そんなところへ金回りの良さそうな紳士が現れたものだから、ジェニーだけでなく彼女の両親も大喜び。大学に入れる手間が省けたとばかり娘とデイヴィッドとの婚約を許してしまうのだが、当然、話はそのままでは終わらずにちょっぴりホロ苦い展開へ。しかし、親バカの両親はともかく、ジェニーから教育の意義を問われた校長までもが“教師か公務員になれる”としか答えられなかったのはあんまりだと思う。

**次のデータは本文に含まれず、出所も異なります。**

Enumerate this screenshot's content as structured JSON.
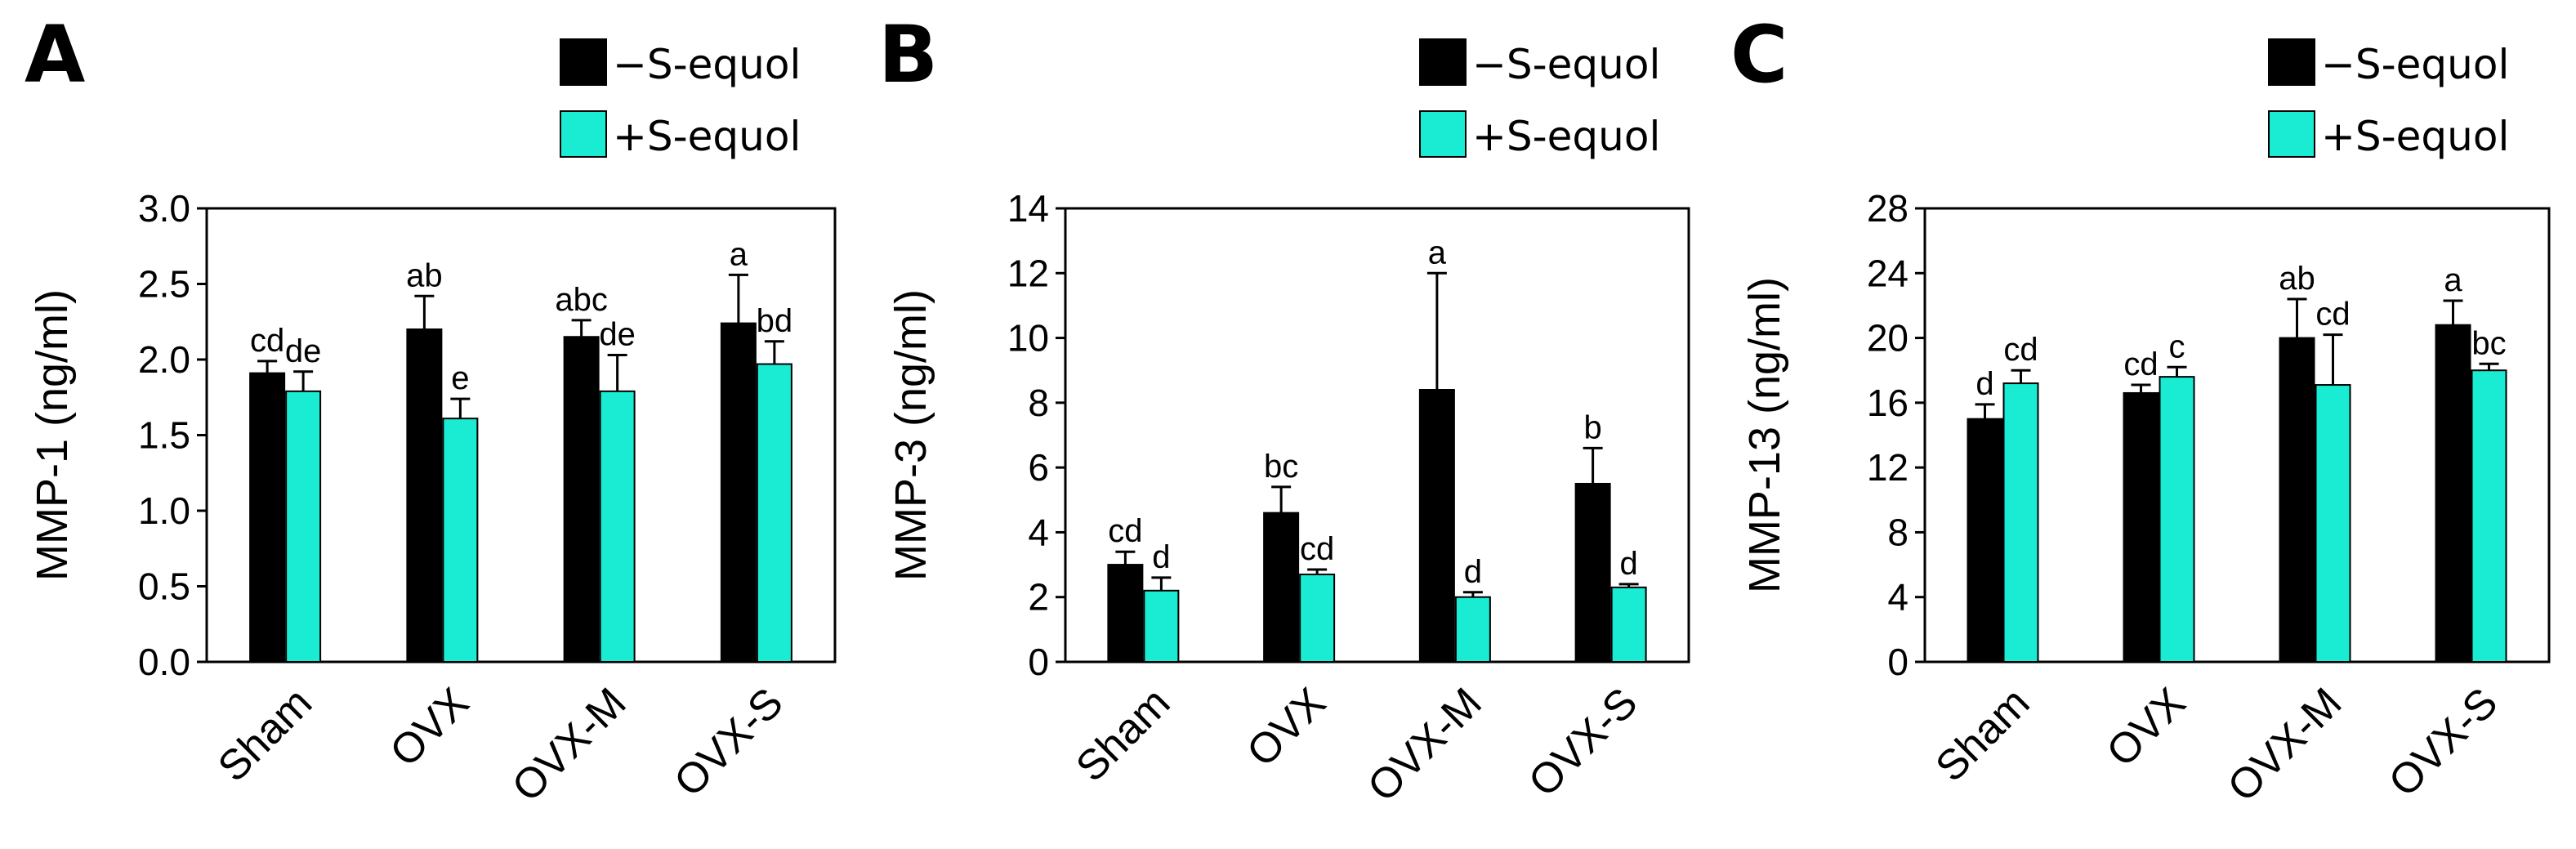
{
  "colors": {
    "minus": "#000000",
    "plus": "#19ecd2",
    "axis": "#000000"
  },
  "legend": {
    "minus_label": "−S-equol",
    "plus_label": "+S-equol"
  },
  "chart_data": [
    {
      "type": "bar",
      "panel": "A",
      "title": "",
      "ylabel": "MMP-1 (ng/ml)",
      "xlabel": "",
      "categories": [
        "Sham",
        "OVX",
        "OVX-M",
        "OVX-S"
      ],
      "ylim": [
        0,
        3.0
      ],
      "ytick_labels": [
        "0.0",
        "0.5",
        "1.0",
        "1.5",
        "2.0",
        "2.5",
        "3.0"
      ],
      "series": [
        {
          "name": "−S-equol",
          "values": [
            1.91,
            2.2,
            2.15,
            2.24
          ],
          "errors": [
            0.08,
            0.22,
            0.11,
            0.32
          ],
          "labels": [
            "cd",
            "ab",
            "abc",
            "a"
          ]
        },
        {
          "name": "+S-equol",
          "values": [
            1.79,
            1.61,
            1.79,
            1.97
          ],
          "errors": [
            0.13,
            0.13,
            0.24,
            0.15
          ],
          "labels": [
            "de",
            "e",
            "de",
            "bd"
          ]
        }
      ]
    },
    {
      "type": "bar",
      "panel": "B",
      "title": "",
      "ylabel": "MMP-3 (ng/ml)",
      "xlabel": "",
      "categories": [
        "Sham",
        "OVX",
        "OVX-M",
        "OVX-S"
      ],
      "ylim": [
        0,
        14
      ],
      "ytick_labels": [
        "0",
        "2",
        "4",
        "6",
        "8",
        "10",
        "12",
        "14"
      ],
      "series": [
        {
          "name": "−S-equol",
          "values": [
            3.0,
            4.6,
            8.4,
            5.5
          ],
          "errors": [
            0.4,
            0.8,
            3.6,
            1.1
          ],
          "labels": [
            "cd",
            "bc",
            "a",
            "b"
          ]
        },
        {
          "name": "+S-equol",
          "values": [
            2.2,
            2.7,
            2.0,
            2.3
          ],
          "errors": [
            0.4,
            0.15,
            0.15,
            0.1
          ],
          "labels": [
            "d",
            "cd",
            "d",
            "d"
          ]
        }
      ]
    },
    {
      "type": "bar",
      "panel": "C",
      "title": "",
      "ylabel": "MMP-13 (ng/ml)",
      "xlabel": "",
      "categories": [
        "Sham",
        "OVX",
        "OVX-M",
        "OVX-S"
      ],
      "ylim": [
        0,
        28
      ],
      "ytick_labels": [
        "0",
        "4",
        "8",
        "12",
        "16",
        "20",
        "24",
        "28"
      ],
      "series": [
        {
          "name": "−S-equol",
          "values": [
            15.0,
            16.6,
            20.0,
            20.8
          ],
          "errors": [
            0.9,
            0.5,
            2.4,
            1.5
          ],
          "labels": [
            "d",
            "cd",
            "ab",
            "a"
          ]
        },
        {
          "name": "+S-equol",
          "values": [
            17.2,
            17.6,
            17.1,
            18.0
          ],
          "errors": [
            0.8,
            0.6,
            3.1,
            0.4
          ],
          "labels": [
            "cd",
            "c",
            "cd",
            "bc"
          ]
        }
      ]
    }
  ]
}
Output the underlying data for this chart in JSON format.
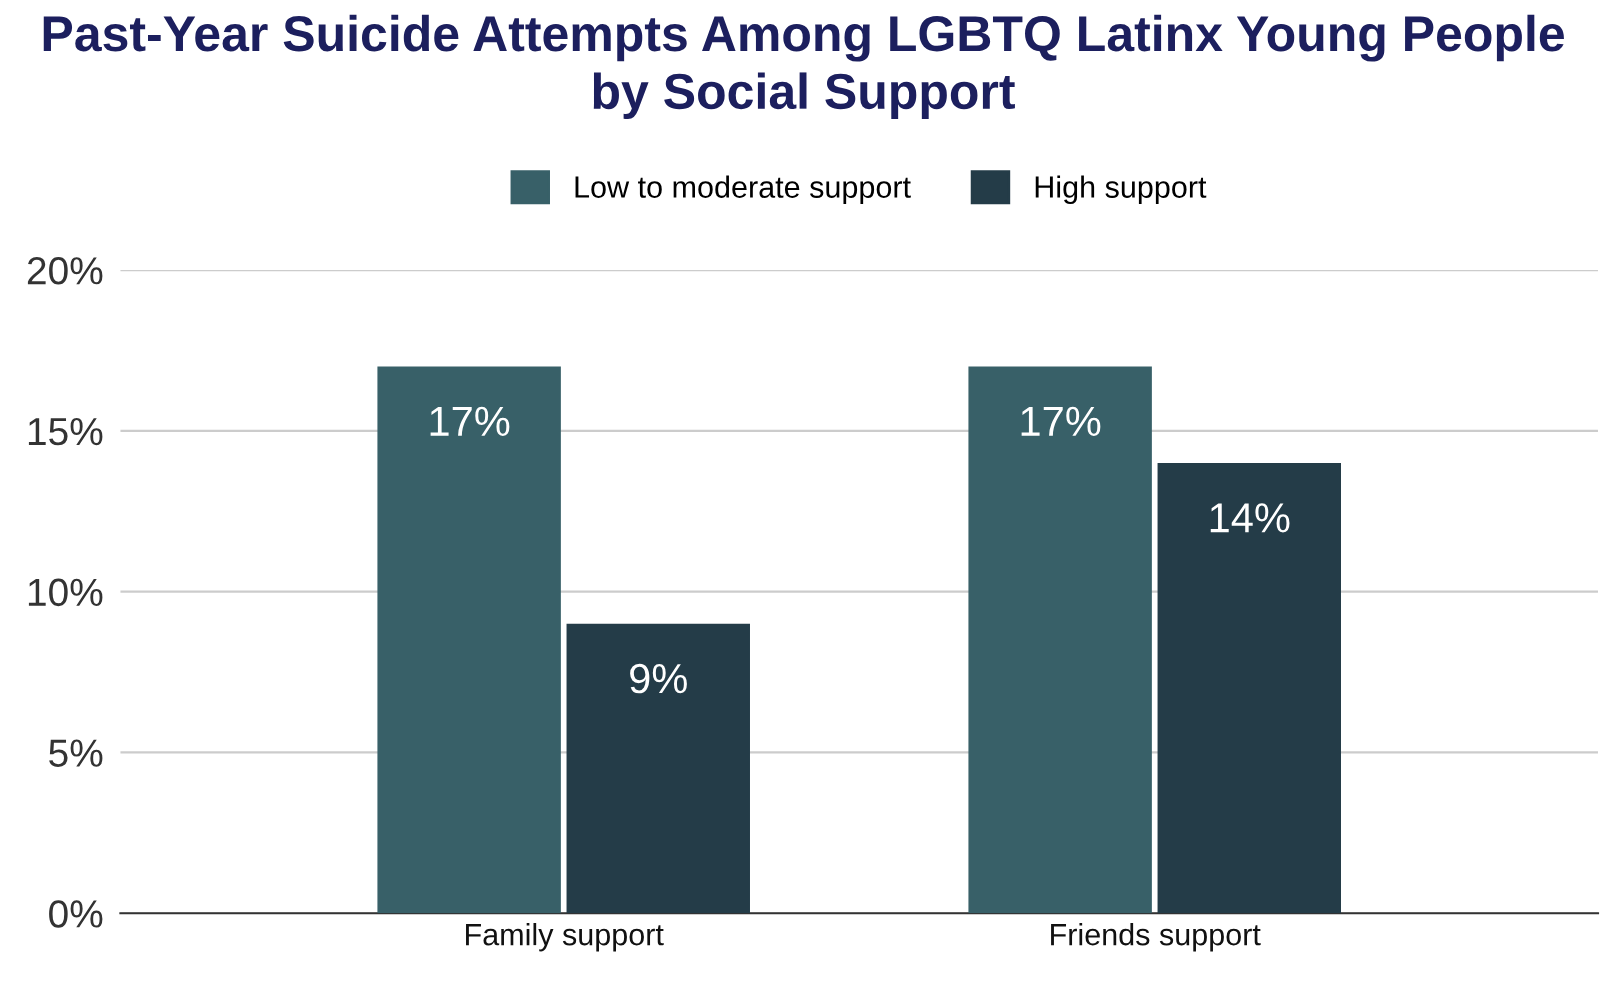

主演のキャリー・マリガンは初々しいというよりまだ幼く、大人の女性のマネをして髪をアップにするところなんかは見ていて痛々しい感じがしてしまったのだが、鑑賞後、彼女の本作公開当時の年齢が24歳だったということを知って吃驚仰天。童顔の女優さんだとは思っていたが、まさか7、8歳もサバを読むとは思わなかったなあ。

ということで、デイヴィッドのパートナーの恋人というあまり大きくない役でロザムンド・パイクが出ているのだが、頭はカラッポなのに女の魅力だけで世間を渡っていこうとするそのキャラは正に絶品。可愛らしさの向こうに透けて見える爬虫類のような狡猾さは、やっぱり「ゴーン・ガール(2014年)」のヒロインにピッタリだと思いました。